Magnetic resonance imaging (MRI), one of the most general
imaging
techniques in the clinic, is widely employed for tumor diagnosis with
the assistance of contrast agents (CAs). However, currently available
CAs in the clinic suffer from shortcomings of a short blood circulation
time, lack of specificity to pathological location, insufficient imaging
window, and potential biotoxicity of the gadolinium ion. To overcome
these problems, on the basis of extremely small iron oxide nanoparticles
(ESIONPs), a hypoxia-responsive T1-to-T2 switchable
MRI contrast agent was designed and constructed. In detail, polyacrylic
acid-modified ESIONPs (ESIONPs-PAA) were first synthesized, and then,
nitroimidazole derivatives and cysteine molecules were sequentially
coupled on the surface of ESIONPs-PAA to obtain a hypoxia-responsive
MRI contrast agent (HR-ESIONPs).
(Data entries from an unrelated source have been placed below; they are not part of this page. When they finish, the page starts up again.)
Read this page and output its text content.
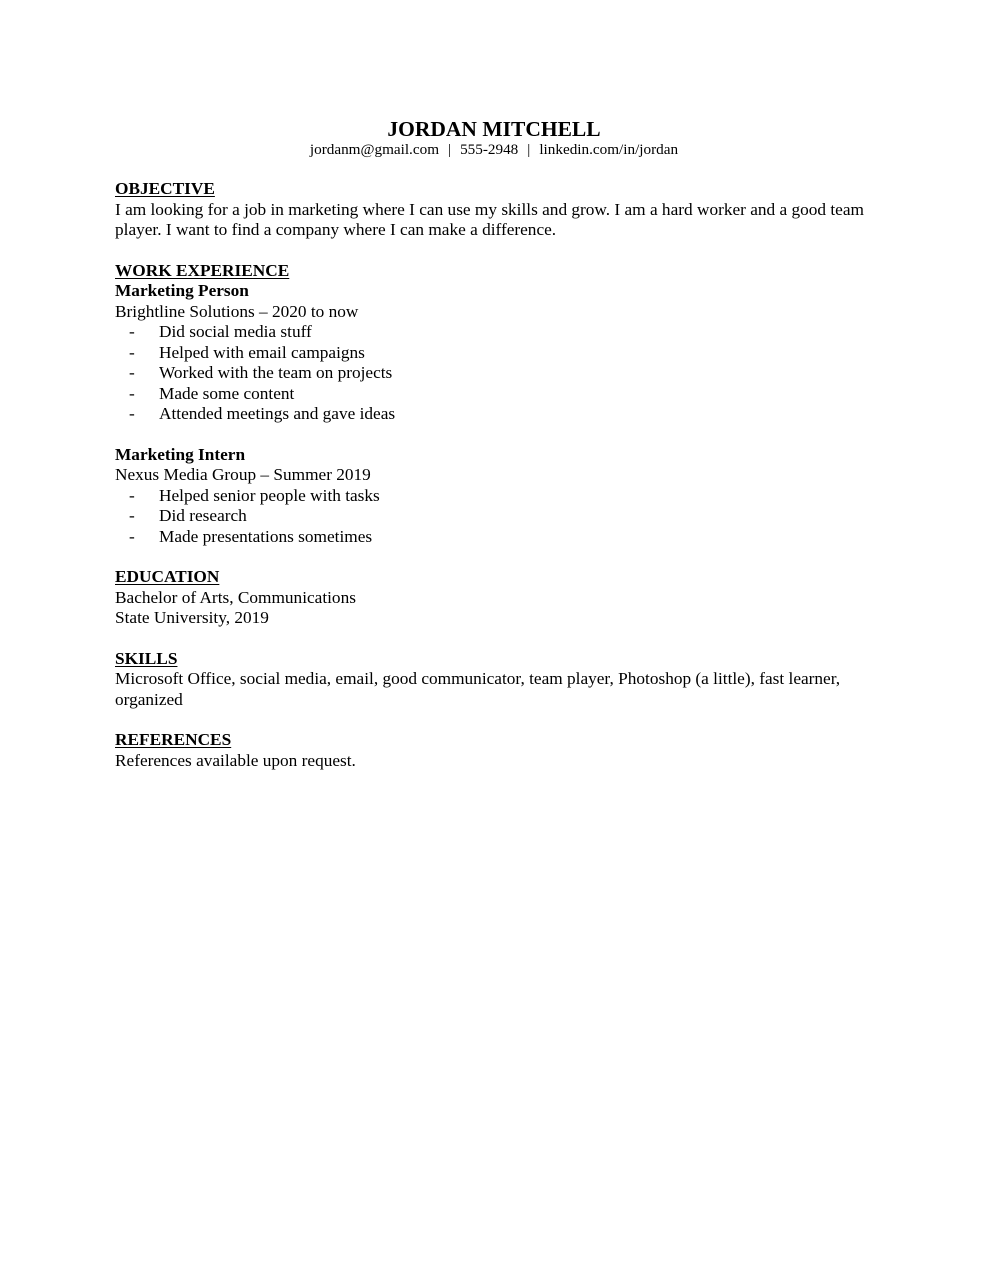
JORDAN MITCHELL
jordanm@gmail.com | 555-2948 | linkedin.com/in/jordan
OBJECTIVE

I am looking for a job in marketing where I can use my skills and grow. I am a hard worker and a good team player. I want to find a company where I can make a difference.

WORK EXPERIENCE
Marketing Person
Brightline Solutions – 2020 to now
- Did social media stuff
- Helped with email campaigns
- Worked with the team on projects
- Made some content
- Attended meetings and gave ideas
Marketing Intern
Nexus Media Group – Summer 2019
- Helped senior people with tasks
- Did research
- Made presentations sometimes
EDUCATION
Bachelor of Arts, Communications
State University, 2019
SKILLS

Microsoft Office, social media, email, good communicator, team player, Photoshop (a little), fast learner, organized

REFERENCES

References available upon request.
Since 2-nitroimidazole and cysteine
molecules on the surface of HR-ESIONPs can form an irreversible bond
induced by the nitroreductase in the hypoxic tumor microenvironment,
monodispersed HR-ESIONPs could transform into the nanocluster form,
which can specially provide T2 contrast enhancement. In vitro experiments show that monodispersed HR-ESIONPs
could effectively aggregate in the mimical hypoxic environment of
tumors and switch from a T1 to T2 contrast agent.
Moreover, in vivo experiments further confirm that
HR-ESIONPs could effectively accumulate and realize the MRI signal
switch from T1 to T2 contrast enhancement in
tumors originating from the aggregation of HR-ESIONPs induced by the
hypoxic environment, which promotes the diagnostic precision of tumors.
Additionally, with the confirmation of favorable biosafety on cells
and mice, hypoxia-responsive HR-ESIONPs are potential platforms to
improve the diagnostic accuracy and sensitivity of MRI for tumors.